For each source of systematic uncertainty, uncertainties in the b-jet energy have to be added to (subtracted from) the nominal value to get two bjetenls distributions. Once two distributions are obtained, fitting can be performed as usual. The calibrated b-jet peak values will give upper and lower bound of top quark mass. Taking a difference of the upper and lower bound of the top mass and dividing it by 2, will give you an estimate on the top mass uncertainty due to the specific systematic uncertainty. This has to be repeated many times for the different sources of systematic uncertainties. If the uncertainties are not correlated to one another, they can be added in quadrature to one another to get a single uncertainty value since they are not correlated to one another.

Try to evaluate as much systematic uncertainties as possible, focusing as a priority on the most relevant ones. Several simulation samples are available to help you:

Simulation samples:

Uncertainty source	Sample	$\sigma$ [pb]
$Q^2$ scale (parton shower)	/TT_TuneCUETP8M2T4{down,up}_13TeV-powheg-pythia8/RunIISummer16MiniAODv2-PUMoriond17_80X_mcRun2_asymptotic_2016_TrancheIV_v6-v1/MINIAODSIM	831.76
ISR	/TT_TuneCUETP8M2T4_13TeV-powheg-isr{down,up}-pythia8/RunIISummer16MiniAODv2-PUMoriond17_80X_mcRun2_asymptotic_2016_TrancheIV_v6-v1/MINIAODSIM	831.76
FSR	/TT_TuneCUETP8M2T4_13TeV-powheg-fsr{down,up}-pythia8/RunIISummer16MiniAODv2-PUMoriond17_80X_mcRun2_asymptotic_2016_TrancheIV_v6-v1/MINIAODSIM	831.76

A skeleton is available in the analyzeNplot folder. Let's open systBJetEnergyPeak.py The main() is at the end, as usual, but the interesting part is the runBJetEnergyPeak function at line 14. The histograms for the different systematic variations are defined and then filled in a loop on the events.

To run this code:

python systBJetEnergyPeak.py -i /eos/user/c/cmsdas/2023/long-ex-top/ -j data/samples_Run2016_25ns.json -o systematics -n 2

As before, -i represents the input directory, -j the path for the json file, and -o the subfolder in which the output files will be saved.

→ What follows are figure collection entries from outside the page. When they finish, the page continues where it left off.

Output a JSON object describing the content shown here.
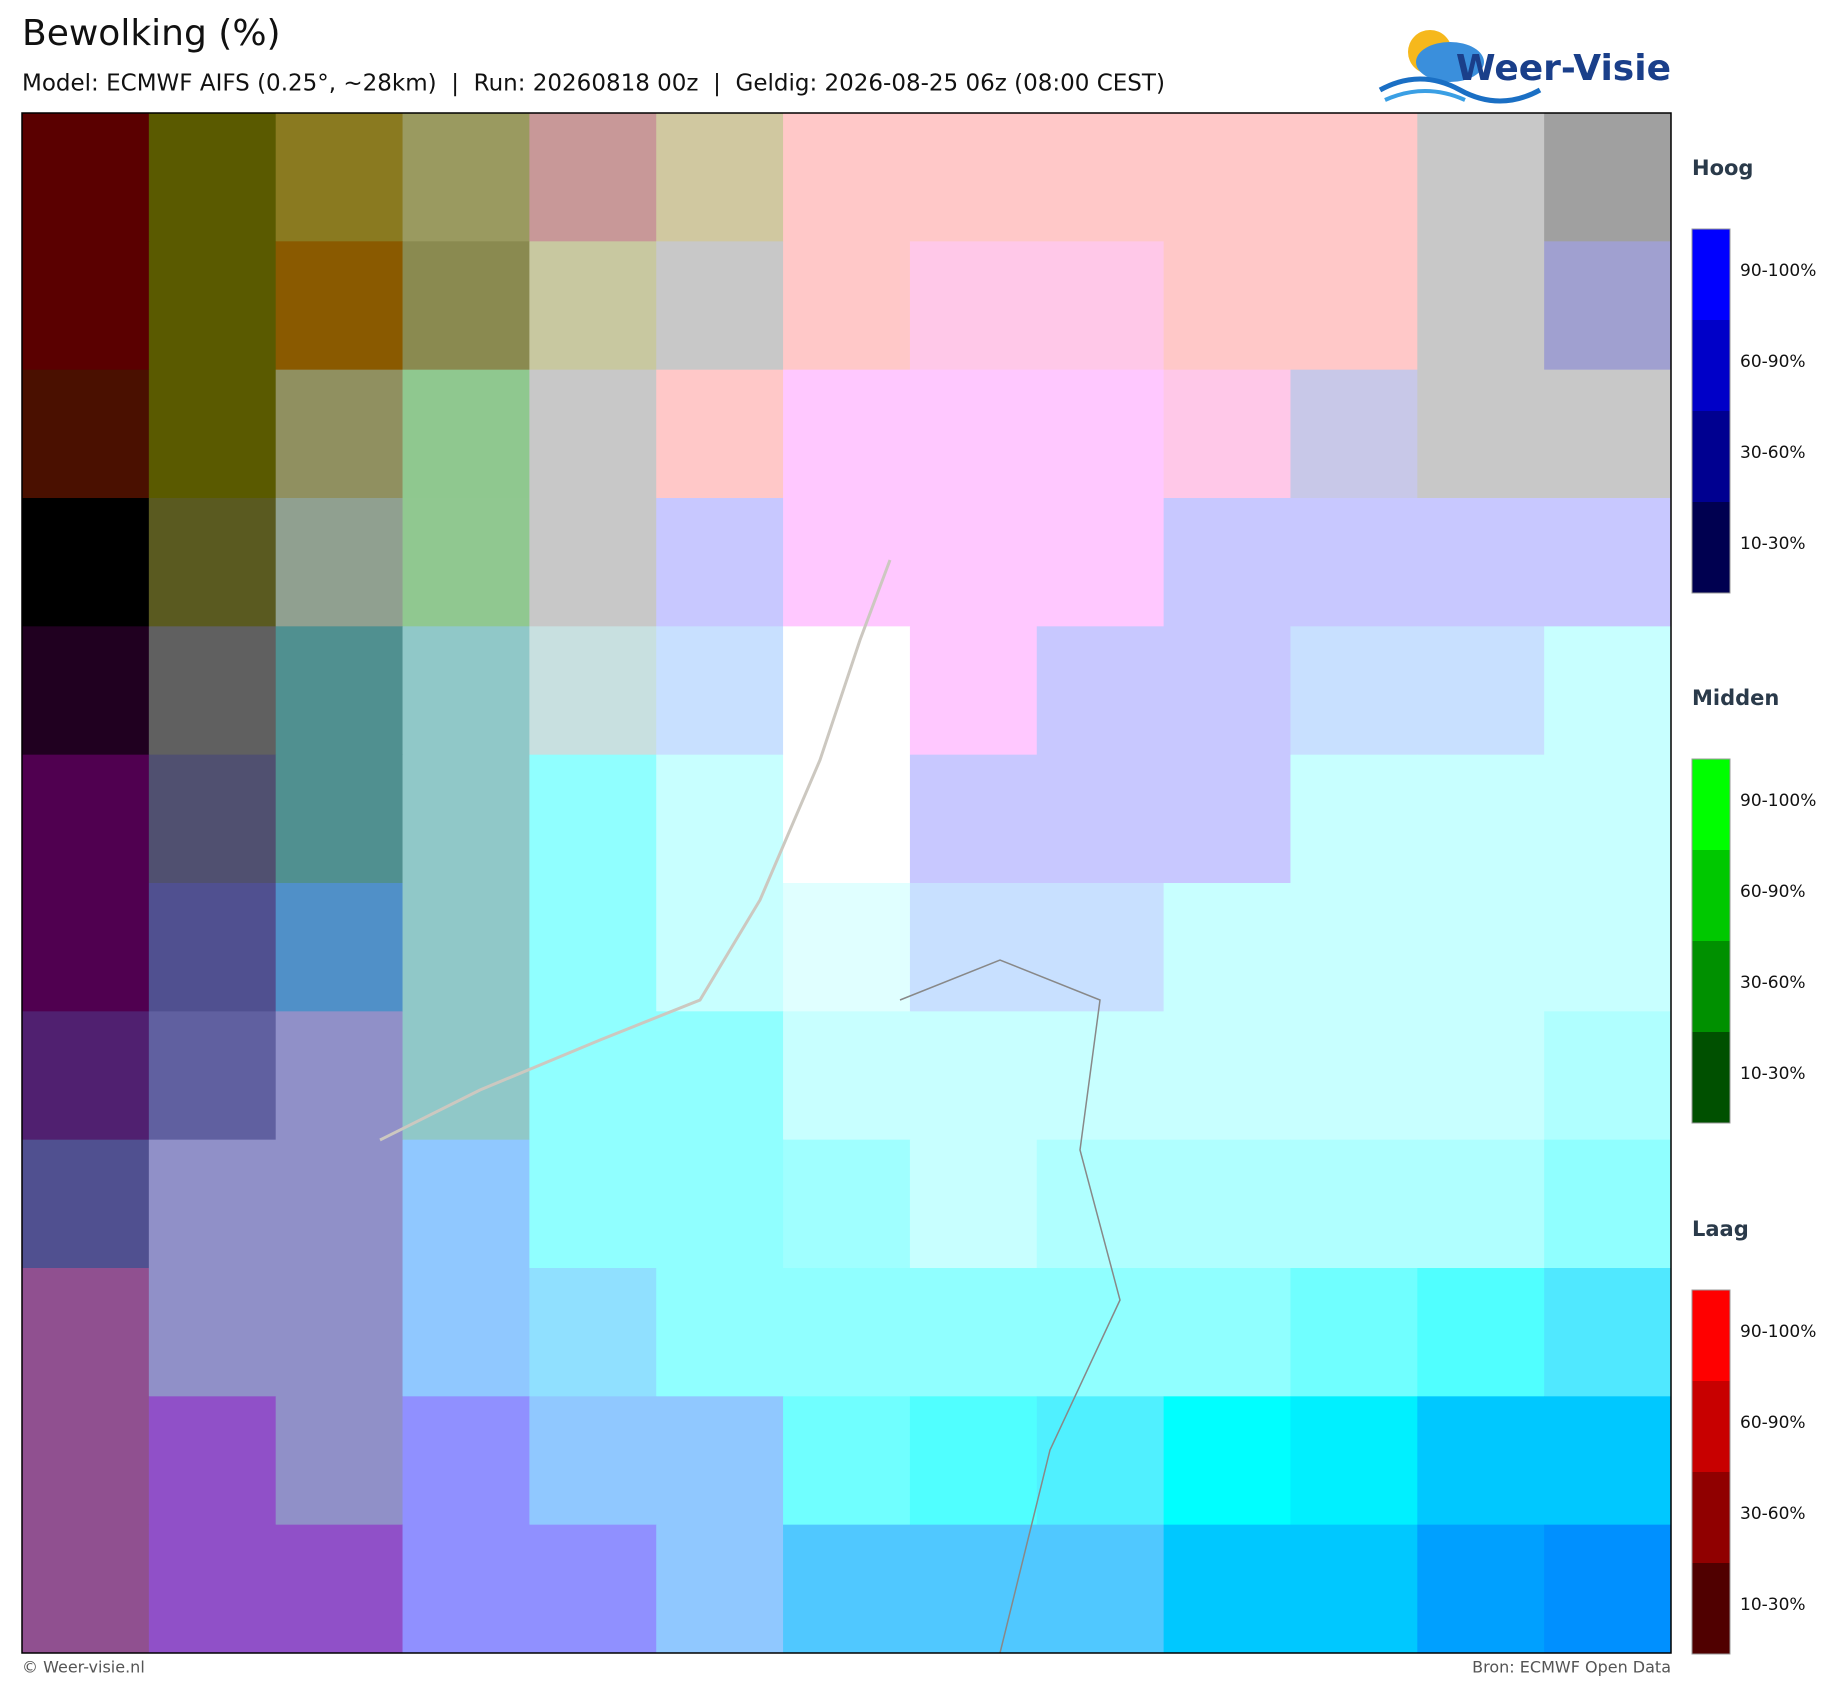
{
  "header": {
    "title": "Bewolking (%)",
    "subtitle": "Model: ECMWF AIFS (0.25°, ~28km)  |  Run: 20260818 00z  |  Geldig: 2026-08-25 06z (08:00 CEST)"
  },
  "logo": "Weer-Visie",
  "legend": [
    {
      "title": "Hoog",
      "items": [
        "90-100%",
        "60-90%",
        "30-60%",
        "10-30%"
      ],
      "colors": [
        "#0000ff",
        "#0000c8",
        "#000090",
        "#000050"
      ]
    },
    {
      "title": "Midden",
      "items": [
        "90-100%",
        "60-90%",
        "30-60%",
        "10-30%"
      ],
      "colors": [
        "#00ff00",
        "#00c800",
        "#009000",
        "#005000"
      ]
    },
    {
      "title": "Laag",
      "items": [
        "90-100%",
        "60-90%",
        "30-60%",
        "10-30%"
      ],
      "colors": [
        "#ff0000",
        "#c80000",
        "#900000",
        "#500000"
      ]
    }
  ],
  "footer": {
    "left": "© Weer-visie.nl",
    "right": "Bron: ECMWF Open Data"
  }
}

You may consider the possibility of completing this code adding the histograms where they are defined

    histos={ 
        # nominal (for xcheck)
        'bjetenls_nominal':ROOT.TH1F('bjetenls_nominal',';log(E);  1/E dN_{b jets}/dlog(E)',20,3.,7.),
        # JER
        'bjetenls_jer_up':ROOT.TH1F('bjetenls_jer_up',';log(E);  1/E dN_{b jets}/dlog(E)',20,3.,7.),
        'bjetenls_jer_down':ROOT.TH1F('bjetenls_jer_down',';log(E);  1/E dN_{b jets}/dlog(E)',20,3.,7.),
        # JEC: uncorrelated group
        # JEC: in-situ correlation group
        # JEC: inter-calibration
        # JEC: pile-up
        # JEC: flavour
        # Other Systematics
        }

and the necessary lines to fill them.

Checkpoint: Your macro may look like analyzeNplot/answers/systBJetEnergyPeak.py.